If this sounds awful to you, I have another proposal before you sign up for LinkedIn job alerts.

You could move to Gothenburg in Sweden and actually get paid to do whatever you want.

The city of Gothenburg in Sweden

The Swedish government is offering a contract of 120 years to work at one of their new rail stations, Korsvagen which is currently under construction.

The position offers a starting salary of 21,000 SEK ($2,295 or €2,048) per month, annual paid holiday, and a pension. The salary rises by 3.2% each year.

The successful applicant doesn’t need to have any skills in construction, or have an engineering degree or experience in railway station management. The employee gets paid every year, for as many years as they like or until retirement…

… and they can do whatever they like. If they want to do nothing – that’s ok.

“Whatever the employee chooses to do constitutes as work”, they state in the job description.

The only stipulation is that they clock in and out of work each working day. They don’t even need to stay in the station once they’d clocked in.

Much like the Union Jack flies when the Queen is at Buckingham Palace or Holyrood Palace, special lights will illuminate this person’s presence at work. If the employee wishes to remain in the station, they can choose to be anonymous by hiding in one room or being visible in another room.

Does this seem like a dream or a joke? Well, it isn’t. It’s part of an art project commenting on the way that we’re living in a society where the return on capital is substantially higher than the average increase in wages. Which essentially means that employees are useless.

If you’d liked to apply for this position, you have some time to think about it. The application deadline is December 2025 with a starting date in March 2026. You can learn more about the opportunity and the two artists behind it here – Eternal Employment https://goldinsenneby.com/practice/eternal-employment/.

We might be considered useless by society, but we can make a difference by making sure that we do work that is both meaningful for others and for ourselves.

The idea of meaningful work is a hot topic these days. Let’s face it—many things could or should be deemed to be meaningful. Unfortunately, there’s no official process for considering any job as being so. Which leaves us with 5 million blog posts on the topic, and no simple explanation for guiding us toward our personal definition of meaningful work.

So, how do we define meaningful work? I think it’s work that matters not just to you but for others too. In every project you build for clients, find a way to make a difference in the lives of the people who will use it. If you can’t do this type of work, there’s little reason for taking on that project. Meaningful work for me is the same as what I consider meaningful living – and that is, to live (and work) in a way that reduces suffering in the world.

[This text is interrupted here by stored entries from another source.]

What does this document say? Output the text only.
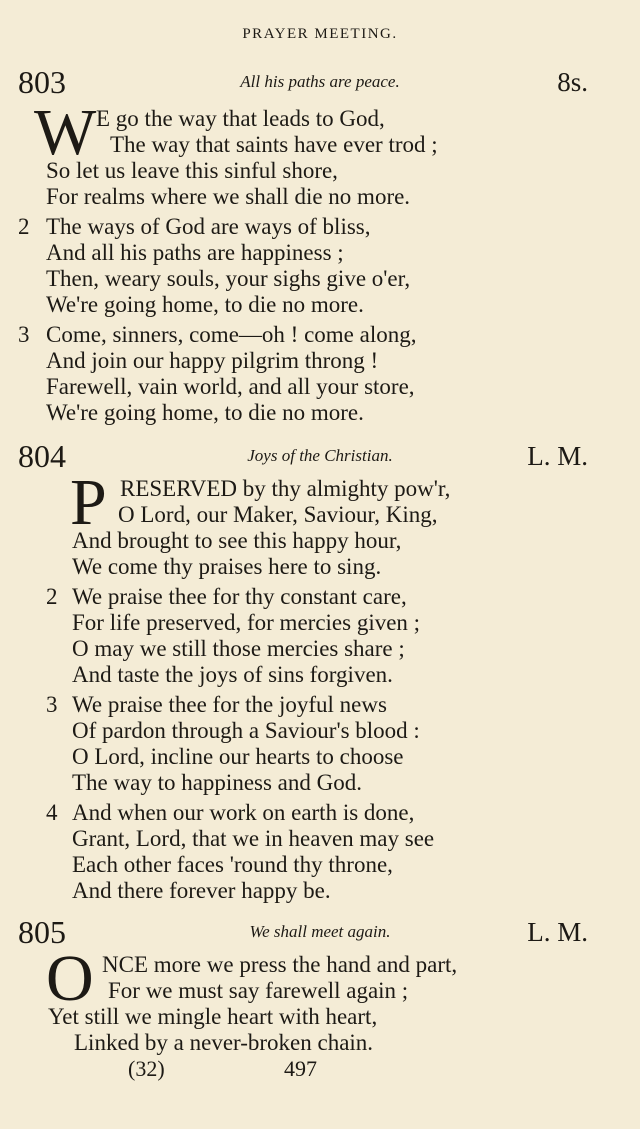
PRAYER MEETING.
803	All his paths are peace.	8s.
W E go the way that leads to God,
The way that saints have ever trod ;
So let us leave this sinful shore,
For realms where we shall die no more.
2 The ways of God are ways of bliss,
And all his paths are happiness ;
Then, weary souls, your sighs give o'er,
We're going home, to die no more.
3 Come, sinners, come—oh ! come along,
And join our happy pilgrim throng !
Farewell, vain world, and all your store,
We're going home, to die no more.
804	Joys of the Christian.	L. M.
P RESERVED by thy almighty pow'r,
O Lord, our Maker, Saviour, King,
And brought to see this happy hour,
We come thy praises here to sing.
2 We praise thee for thy constant care,
For life preserved, for mercies given ;
O may we still those mercies share ;
And taste the joys of sins forgiven.
3 We praise thee for the joyful news
Of pardon through a Saviour's blood :
O Lord, incline our hearts to choose
The way to happiness and God.
4 And when our work on earth is done,
Grant, Lord, that we in heaven may see
Each other faces 'round thy throne,
And there forever happy be.
805	We shall meet again.	L. M.
O NCE more we press the hand and part,
For we must say farewell again ;
Yet still we mingle heart with heart,
Linked by a never-broken chain.
(32)	497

Doing meaningful work is not just for the select few. It can be, actually, it should be, for everyone. It shouldn’t matter what your job is. We all have meaning inside us that needs to be brought to life through our work. To do meaningful work means to find the intersection of who you are and what your work is going to mean to others.

When you ask someone what they do, how often do they tell you about the meaningful work they do? For some reason, many of us are conditioned to share only the best parts of our job rather than the meaningful impact we’re having on our communities. Even though that seems to be the most obvious thing for many people, I will start asking more people about what is meaningful for them.

We all have the potential to build something with meaning.

So, what is meaningful about the work you do?